BE-PALという雑誌がある。

小金を持ったおっさんをターゲットにしたアウトドア雑誌で、キャンプするならこの道具!ツーリングするならこの道具!買いたい場合はどこそこへ連絡をみたいな、そういう雑誌だ。

どういう雑誌かよくわかんない人は買って読んだりしてみよう。読んだあとは用もないのにスパイクつきのブーツがほしくなったりしていることだろう。

その雑誌に、夏ごろ、くるぶしが露出するくらいの靴を素足に履くのが今年の流行だ!靴下を履くとかっこわるいからやめとけ!みたいなことが書いてあった。

私は流行にはあまり興味がないのだが、自転車旅行用に簡単に履けて軽い靴がちょうどほしかったので、その流行とやらを参考にしたのだ。

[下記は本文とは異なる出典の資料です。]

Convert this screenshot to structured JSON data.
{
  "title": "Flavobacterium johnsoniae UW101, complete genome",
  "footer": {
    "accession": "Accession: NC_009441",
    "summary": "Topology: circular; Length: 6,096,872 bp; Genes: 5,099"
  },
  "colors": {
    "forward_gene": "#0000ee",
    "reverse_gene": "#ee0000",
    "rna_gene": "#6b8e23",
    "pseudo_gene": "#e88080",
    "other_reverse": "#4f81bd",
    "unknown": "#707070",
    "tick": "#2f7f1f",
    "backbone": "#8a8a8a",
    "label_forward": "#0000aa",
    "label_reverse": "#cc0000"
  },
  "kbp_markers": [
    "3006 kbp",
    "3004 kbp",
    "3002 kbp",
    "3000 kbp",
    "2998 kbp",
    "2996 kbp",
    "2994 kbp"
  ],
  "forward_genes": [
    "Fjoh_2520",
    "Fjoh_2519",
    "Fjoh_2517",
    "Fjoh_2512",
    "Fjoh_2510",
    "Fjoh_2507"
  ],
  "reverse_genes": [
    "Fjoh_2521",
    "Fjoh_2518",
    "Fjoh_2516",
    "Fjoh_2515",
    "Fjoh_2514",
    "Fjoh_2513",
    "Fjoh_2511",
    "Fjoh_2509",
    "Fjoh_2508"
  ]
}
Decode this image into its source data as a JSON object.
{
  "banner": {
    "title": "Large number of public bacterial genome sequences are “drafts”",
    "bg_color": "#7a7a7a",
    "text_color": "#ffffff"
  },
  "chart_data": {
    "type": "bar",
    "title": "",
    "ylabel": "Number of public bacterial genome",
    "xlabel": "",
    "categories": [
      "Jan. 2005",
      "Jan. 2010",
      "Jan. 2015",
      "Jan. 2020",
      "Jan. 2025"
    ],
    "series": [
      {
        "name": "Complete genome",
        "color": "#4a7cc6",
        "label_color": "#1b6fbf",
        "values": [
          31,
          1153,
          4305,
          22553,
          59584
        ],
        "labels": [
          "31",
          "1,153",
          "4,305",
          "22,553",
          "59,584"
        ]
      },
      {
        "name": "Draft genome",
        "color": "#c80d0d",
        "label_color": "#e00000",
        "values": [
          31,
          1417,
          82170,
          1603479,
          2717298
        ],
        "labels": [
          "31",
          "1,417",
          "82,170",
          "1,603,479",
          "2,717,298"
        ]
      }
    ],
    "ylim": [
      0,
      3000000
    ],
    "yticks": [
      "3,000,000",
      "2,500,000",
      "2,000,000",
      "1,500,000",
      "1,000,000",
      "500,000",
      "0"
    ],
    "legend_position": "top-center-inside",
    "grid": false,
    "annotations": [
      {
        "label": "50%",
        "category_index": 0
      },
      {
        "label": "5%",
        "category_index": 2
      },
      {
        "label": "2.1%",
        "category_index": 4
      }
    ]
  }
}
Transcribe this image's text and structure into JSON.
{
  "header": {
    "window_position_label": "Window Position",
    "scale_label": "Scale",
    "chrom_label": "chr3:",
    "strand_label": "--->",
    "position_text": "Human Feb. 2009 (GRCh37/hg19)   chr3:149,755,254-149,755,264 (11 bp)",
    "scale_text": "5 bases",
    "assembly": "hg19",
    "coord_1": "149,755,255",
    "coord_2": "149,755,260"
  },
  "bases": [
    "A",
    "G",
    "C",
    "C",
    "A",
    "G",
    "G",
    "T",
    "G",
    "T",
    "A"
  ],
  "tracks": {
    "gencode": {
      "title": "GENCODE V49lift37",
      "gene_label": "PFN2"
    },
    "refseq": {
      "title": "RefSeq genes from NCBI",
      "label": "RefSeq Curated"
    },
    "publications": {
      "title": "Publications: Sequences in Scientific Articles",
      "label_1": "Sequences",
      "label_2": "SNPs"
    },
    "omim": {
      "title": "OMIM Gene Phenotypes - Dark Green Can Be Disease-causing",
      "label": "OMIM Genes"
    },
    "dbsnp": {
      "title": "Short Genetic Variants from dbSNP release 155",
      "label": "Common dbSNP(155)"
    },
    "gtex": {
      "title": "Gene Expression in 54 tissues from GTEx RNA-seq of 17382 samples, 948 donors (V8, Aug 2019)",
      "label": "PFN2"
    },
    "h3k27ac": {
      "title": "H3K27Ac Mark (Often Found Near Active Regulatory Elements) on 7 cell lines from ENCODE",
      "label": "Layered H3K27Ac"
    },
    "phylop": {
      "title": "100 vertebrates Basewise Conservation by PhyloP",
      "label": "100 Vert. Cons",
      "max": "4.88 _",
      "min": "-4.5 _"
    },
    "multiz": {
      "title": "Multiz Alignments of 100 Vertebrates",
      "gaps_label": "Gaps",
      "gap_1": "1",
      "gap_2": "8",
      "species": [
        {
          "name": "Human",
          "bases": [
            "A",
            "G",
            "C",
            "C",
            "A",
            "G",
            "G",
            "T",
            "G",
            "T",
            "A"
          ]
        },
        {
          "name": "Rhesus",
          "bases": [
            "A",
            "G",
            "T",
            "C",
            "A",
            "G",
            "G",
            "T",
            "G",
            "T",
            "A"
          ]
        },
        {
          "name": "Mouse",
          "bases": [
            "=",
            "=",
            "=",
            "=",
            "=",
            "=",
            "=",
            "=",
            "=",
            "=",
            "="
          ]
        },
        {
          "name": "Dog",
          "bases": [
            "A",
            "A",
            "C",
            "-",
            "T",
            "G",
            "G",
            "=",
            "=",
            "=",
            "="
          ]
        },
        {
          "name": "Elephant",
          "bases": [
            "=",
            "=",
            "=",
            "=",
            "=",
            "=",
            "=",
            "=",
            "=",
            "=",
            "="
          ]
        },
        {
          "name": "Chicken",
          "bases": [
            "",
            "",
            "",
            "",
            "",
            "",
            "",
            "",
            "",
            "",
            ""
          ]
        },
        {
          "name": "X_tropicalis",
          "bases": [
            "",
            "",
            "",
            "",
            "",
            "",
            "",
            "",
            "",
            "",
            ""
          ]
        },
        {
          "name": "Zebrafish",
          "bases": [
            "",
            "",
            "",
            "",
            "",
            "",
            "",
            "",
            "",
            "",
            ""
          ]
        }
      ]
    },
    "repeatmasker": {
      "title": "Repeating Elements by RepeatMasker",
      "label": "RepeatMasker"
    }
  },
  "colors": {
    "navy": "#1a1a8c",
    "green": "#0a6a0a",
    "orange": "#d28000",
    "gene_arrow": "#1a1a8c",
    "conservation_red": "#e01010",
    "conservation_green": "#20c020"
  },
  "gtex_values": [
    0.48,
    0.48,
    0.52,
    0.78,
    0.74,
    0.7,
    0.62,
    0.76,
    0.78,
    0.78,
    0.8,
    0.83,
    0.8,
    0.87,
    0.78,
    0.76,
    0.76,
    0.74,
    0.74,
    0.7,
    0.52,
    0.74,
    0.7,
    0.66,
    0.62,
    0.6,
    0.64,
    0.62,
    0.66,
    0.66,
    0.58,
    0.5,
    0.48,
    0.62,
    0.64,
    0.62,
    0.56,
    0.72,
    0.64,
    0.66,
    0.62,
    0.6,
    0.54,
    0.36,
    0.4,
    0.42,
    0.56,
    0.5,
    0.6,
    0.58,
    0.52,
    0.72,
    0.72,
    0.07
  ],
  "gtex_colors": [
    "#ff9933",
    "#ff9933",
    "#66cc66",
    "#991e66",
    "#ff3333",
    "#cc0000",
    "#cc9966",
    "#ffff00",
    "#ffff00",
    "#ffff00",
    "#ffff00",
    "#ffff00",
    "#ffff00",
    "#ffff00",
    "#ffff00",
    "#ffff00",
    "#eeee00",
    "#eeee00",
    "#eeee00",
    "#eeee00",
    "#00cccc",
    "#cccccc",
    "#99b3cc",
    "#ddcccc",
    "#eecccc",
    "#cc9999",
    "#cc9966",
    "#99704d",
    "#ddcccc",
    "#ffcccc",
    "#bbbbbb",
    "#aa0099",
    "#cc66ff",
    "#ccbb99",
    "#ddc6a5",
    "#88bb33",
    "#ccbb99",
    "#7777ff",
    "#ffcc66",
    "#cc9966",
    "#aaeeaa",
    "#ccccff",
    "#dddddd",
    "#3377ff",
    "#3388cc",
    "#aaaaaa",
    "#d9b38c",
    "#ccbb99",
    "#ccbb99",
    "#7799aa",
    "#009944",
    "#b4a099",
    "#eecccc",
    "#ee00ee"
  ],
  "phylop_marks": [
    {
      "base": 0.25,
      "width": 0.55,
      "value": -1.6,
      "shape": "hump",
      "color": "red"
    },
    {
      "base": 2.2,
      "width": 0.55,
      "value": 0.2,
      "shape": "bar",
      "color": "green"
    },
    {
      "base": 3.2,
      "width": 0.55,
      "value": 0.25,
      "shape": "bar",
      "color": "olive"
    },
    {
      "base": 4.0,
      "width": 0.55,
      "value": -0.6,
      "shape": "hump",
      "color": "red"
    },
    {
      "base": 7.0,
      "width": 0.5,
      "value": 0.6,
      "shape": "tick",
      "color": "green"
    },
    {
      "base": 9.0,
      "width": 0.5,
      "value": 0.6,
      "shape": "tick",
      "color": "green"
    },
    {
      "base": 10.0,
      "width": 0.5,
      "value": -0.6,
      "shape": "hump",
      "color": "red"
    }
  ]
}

3000円くらいの靴を買う。素足に履く。ズボンは七部丈。

だが、雑誌の写真を見る限りでは決してわからない罠があった。

におい。

素足で靴を履くと当然なのだが足がくさくなる。

私のにおいはたとえるなら納豆だ。さらに当時は夏だったので、納豆がさらに発酵するのだ。

風呂に入ってさっぱりした状態で靴を履き、ちょっと近所まで行く。あっというまに足は靴のにおいに汚染され、納豆地獄だ。

その後、そこいらを歩くやつらを参考にしたところ、どうも短い靴下を履いている人が多いようだ。女の子が履くような。

なるほど、これなら目立たないかも知れない。買うときに初めて知ったのだが、これはスニーカーを履くときに合わせて使うと、素足でスニーカーを履いているようなイキな演出をしつつも足のにおいを抑えるという効果があるらしいのだ。

なるほど、世間は進歩していたのだな。私もこれからは3足1000円のコーナー以外も見ることにするよ。

私は短い靴下を履き、くるぶしを露出しつつ近県を荒らしまわった。というかうろつきまくったのだった。

あれから半年、納豆靴もそろそろくたびれてきたので、新しいのを買いに行った。今度は納豆なんかじゃなく、フルーツとか猫のおなかのにおいとかそういういいにおいっぽく育てて行きたい。